Posted: Thursday, June 14, 2018
Guestbook entry by: Carolyn Laughlin

The D65 School Climate Team article, describing the development of custom plans at each school, never mentions the word "principal". How can Ms. Bartz, Lindsay-Ryan (paid consultant), Dr.Goren, and our board members not speak to school leader responsibilities and ownership in this discussion? How can our principals not be taking the lead on this issue in their schools?

D 65's lack luster rating on Leadership Effectiveness (one of the Five Essentials of strong schools, reported in Roundtable, 10/4/17) may be rooted in the District's reluctance to establish clear expectations, empower, and hold accountable school leaders for building positive school culture, and driving academic performance.

Effective principals, in every D65 school, are key to our District's success. I hope to hear more from our principals about their plans to strengthen relationships in their buildings, and improve academic outcomes.



Posted: Wednesday, June 13, 2018
Guestbook entry by: Natalie Wainwright

Confusing Request for Compliance
As a law-abiding resident of Evanston who feels strongly about doing my civic duty, I would be happy to comply with the request made by the City of Evanston, which will be sending an inspector out to check in a week.
However, the City will first have to instruct me on how this is to be accomplished, when I have (a) no garage – we have a gravel driveway – and (b) no fence facing an alley in fact, all “my” fences actually belong to my neighbors, whose backyards are on the other sides of them.



Posted: Wednesday, June 13, 2018
Guestbook entry by: Jack Weiss, Director, Design Evanston

Renegotiate the ELHG Lease
Open Letter to Mayor and Aldermen:
On behalf of the Design Evanston Board of Directors and members, I want to express our deep concern over the uncertain future of the Harley Clarke mansion.
The City Council commissioned a condition assessment study by Wiss Janney Elstner Associates that found the building to be in surprisingly good shape.
Because of the Harley Clarke mansion’s landmark status–and location within the Northeast Evanston Historic District–it’s likely that the Preservation Commission would vote against demolition should that recommendation ultimately come before the Council.

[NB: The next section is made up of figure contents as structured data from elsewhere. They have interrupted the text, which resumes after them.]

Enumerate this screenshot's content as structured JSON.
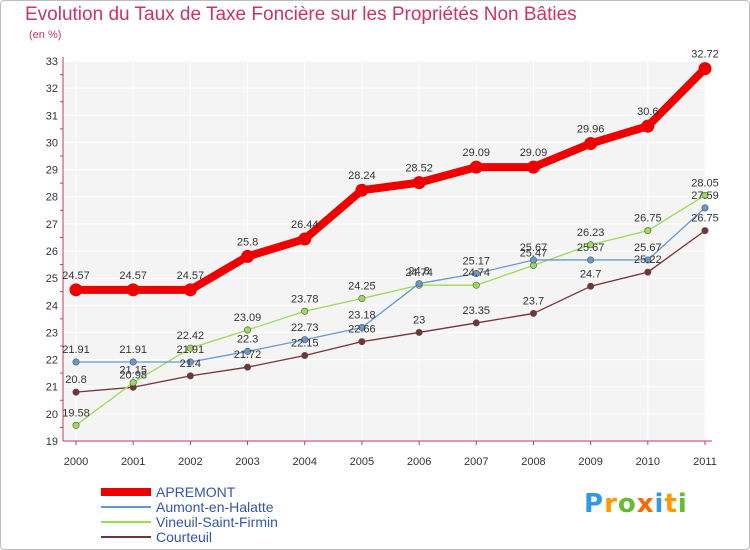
{
  "chart_data": {
    "type": "line",
    "title": "Evolution du Taux de Taxe Foncière sur les Propriétés Non Bâties",
    "ylabel": "(en %)",
    "xlabel": "",
    "categories": [
      "2000",
      "2001",
      "2002",
      "2003",
      "2004",
      "2005",
      "2006",
      "2007",
      "2008",
      "2009",
      "2010",
      "2011"
    ],
    "y_ticks": [
      "19",
      "20",
      "21",
      "22",
      "23",
      "24",
      "25",
      "26",
      "27",
      "28",
      "29",
      "30",
      "31",
      "32",
      "33"
    ],
    "ylim": [
      19,
      33
    ],
    "grid": true,
    "series": [
      {
        "name": "APREMONT",
        "color": "#ee0000",
        "values": [
          24.57,
          24.57,
          24.57,
          25.8,
          26.44,
          28.24,
          28.52,
          29.09,
          29.09,
          29.96,
          30.6,
          32.72
        ],
        "labels": [
          "24.57",
          "24.57",
          "24.57",
          "25.8",
          "26.44",
          "28.24",
          "28.52",
          "29.09",
          "29.09",
          "29.96",
          "30.6",
          "32.72"
        ]
      },
      {
        "name": "Aumont-en-Halatte",
        "color": "#6699cc",
        "values": [
          21.91,
          21.91,
          21.91,
          22.3,
          22.73,
          23.18,
          24.8,
          25.17,
          25.67,
          25.67,
          25.67,
          27.59
        ],
        "labels": [
          "21.91",
          "21.91",
          "21.91",
          "22.3",
          "22.73",
          "23.18",
          "24.8",
          "25.17",
          "25.67",
          "25.67",
          "25.67",
          "27.59"
        ]
      },
      {
        "name": "Vineuil-Saint-Firmin",
        "color": "#99dd55",
        "values": [
          19.58,
          21.15,
          22.42,
          23.09,
          23.78,
          24.25,
          24.74,
          24.74,
          25.47,
          26.23,
          26.75,
          28.05
        ],
        "labels": [
          "19.58",
          "21.15",
          "22.42",
          "23.09",
          "23.78",
          "24.25",
          "24.74",
          "24.74",
          "25.47",
          "26.23",
          "26.75",
          "28.05"
        ]
      },
      {
        "name": "Courteuil",
        "color": "#773333",
        "values": [
          20.8,
          20.98,
          21.4,
          21.72,
          22.15,
          22.66,
          23,
          23.35,
          23.7,
          24.7,
          25.22,
          26.75
        ],
        "labels": [
          "20.8",
          "20.98",
          "21.4",
          "21.72",
          "22.15",
          "22.66",
          "23",
          "23.35",
          "23.7",
          "24.7",
          "25.22",
          "26.75"
        ]
      }
    ],
    "legend_position": "bottom-left"
  },
  "logo": {
    "letters": [
      "P",
      "r",
      "o",
      "x",
      "i",
      "t",
      "i"
    ],
    "colors": [
      "#3399dd",
      "#ff9900",
      "#66bb33",
      "#ff6600",
      "#3399dd",
      "#ff9900",
      "#66bb33"
    ]
  }
}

We know, however, that the Commission’s vote is not binding and that City Council could override it and still pursue demolition.
Design Evanston supports Alderman Eleanor Revelle’s recommendation to give Evanston Lakehouse & Gardens one year to raise $1 million and, if successful, provide them with an opportunity to renegotiate the proposed lease for Harley Clarke.
When that effort succeeds it will permit Evanston Lakehouse & Gardens to restore and operate the Harley Clarke house as a valuable Evanston asset.